Ler, e aceitar ou não as mentiras como verdades inquestionáveis, e as verdades pintadas com tintas que não as delas.
Seja como for, literatura – a boa literatura, pelo menos – é capaz de nos levar a tudo isso, a todas essas sensações e permissões, a nos esvaziar de nós mesmos e vivermos – ainda que momentaneamente – num outro mundo, mais perfeito e mais milimetricamente pensado.
Neste ensaio discutiremos as dualidades do processo de criação da literatura e da leitura que fazemos de tais dualidades, tendo como textos-base os escritos de Mario Vargas Llosa e o seu “A verdade das mentiras” e a “A escrita como leitura”, de Susan Sontag.Ler é o mais prazeroso exercício mental que se pode ter – independentemente da veracidade do que se lê.
Ler, aceitando que ficção é só uma projeção das coisas do jeito que poderiam ou que nós queríamos que fossem, é melhor ainda.
Aceitar que na literatura alguns bichos podem falar, que um homem morto pode escrever do além as suas memórias, que um rochedo intransponível no meio do oceano tinha sido um gigante apaixonado pela mais belas das ninfas, que Penélope esperou – sempre confiante e fiel – durante 20 anos pela volta de seu amado Ulisses, que uma única mulher tenha sido o motivo que iniciou a guerra e a destruição de Tróia, é nos deixarmos ser raptados e ao mesmo tempo libertados por essas mentiras.

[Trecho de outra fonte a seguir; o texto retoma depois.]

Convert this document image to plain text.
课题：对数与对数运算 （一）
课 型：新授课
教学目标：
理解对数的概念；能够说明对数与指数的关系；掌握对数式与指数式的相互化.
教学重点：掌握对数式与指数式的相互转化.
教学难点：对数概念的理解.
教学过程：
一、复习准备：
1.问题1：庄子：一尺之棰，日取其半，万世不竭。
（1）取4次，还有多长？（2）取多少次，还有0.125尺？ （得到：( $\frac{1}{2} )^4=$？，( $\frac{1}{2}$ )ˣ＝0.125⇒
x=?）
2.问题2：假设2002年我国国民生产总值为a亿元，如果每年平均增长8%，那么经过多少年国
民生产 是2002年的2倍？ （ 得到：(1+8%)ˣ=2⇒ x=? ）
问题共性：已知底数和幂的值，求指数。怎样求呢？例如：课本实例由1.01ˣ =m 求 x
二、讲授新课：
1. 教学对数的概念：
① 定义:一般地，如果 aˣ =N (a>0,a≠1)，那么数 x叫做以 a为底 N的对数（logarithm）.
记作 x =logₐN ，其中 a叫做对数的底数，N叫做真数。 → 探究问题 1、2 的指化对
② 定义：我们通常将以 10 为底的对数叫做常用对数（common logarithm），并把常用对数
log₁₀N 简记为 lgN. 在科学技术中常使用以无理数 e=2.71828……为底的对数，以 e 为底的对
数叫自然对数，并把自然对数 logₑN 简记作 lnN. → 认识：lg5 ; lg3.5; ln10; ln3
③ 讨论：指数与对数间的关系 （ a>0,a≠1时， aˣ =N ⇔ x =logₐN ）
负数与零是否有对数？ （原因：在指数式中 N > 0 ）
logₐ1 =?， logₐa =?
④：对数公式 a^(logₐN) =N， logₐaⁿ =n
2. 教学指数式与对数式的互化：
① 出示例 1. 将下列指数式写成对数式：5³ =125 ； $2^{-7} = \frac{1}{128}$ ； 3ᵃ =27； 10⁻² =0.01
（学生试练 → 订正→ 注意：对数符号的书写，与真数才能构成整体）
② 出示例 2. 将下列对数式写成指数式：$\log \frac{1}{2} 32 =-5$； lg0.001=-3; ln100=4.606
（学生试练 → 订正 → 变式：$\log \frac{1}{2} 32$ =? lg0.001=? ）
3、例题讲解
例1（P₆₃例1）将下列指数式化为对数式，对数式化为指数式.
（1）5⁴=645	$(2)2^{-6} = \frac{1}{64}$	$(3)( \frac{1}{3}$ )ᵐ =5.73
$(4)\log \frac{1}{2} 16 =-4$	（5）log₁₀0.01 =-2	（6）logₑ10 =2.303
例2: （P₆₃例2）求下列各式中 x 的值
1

Susan Sotang, citando Virginia Woolf diz que “o estado de leitura consiste na eliminação do ego”. Eliminar o ego, abrir as portas da percepção para o fantástico fantasioso, para a mentira que captura as convenções e mostra outros caminhos, que eleva a identidade de quem lê.Verdade. Mentira. Paradoxos sutilmente ligados que podem ser facilmente maquiados pelas mãos e mentes dos profissionais – todos com defeito de fabricação – da literatura.
Como já dissemos antes, e Llosa e Sotang confirmam, não importa se o que lemos é verdade ou mentira. Importa o efeito do que lemos em nossas percepções, emoções e identidades.
Literatura não é somente um inventário extenso – e por isso mesmo monótono – daquilo que já sabemos e conhecemos, mas um mundo novo a ser explorado a cada nova página escrita, a cada nova página lida.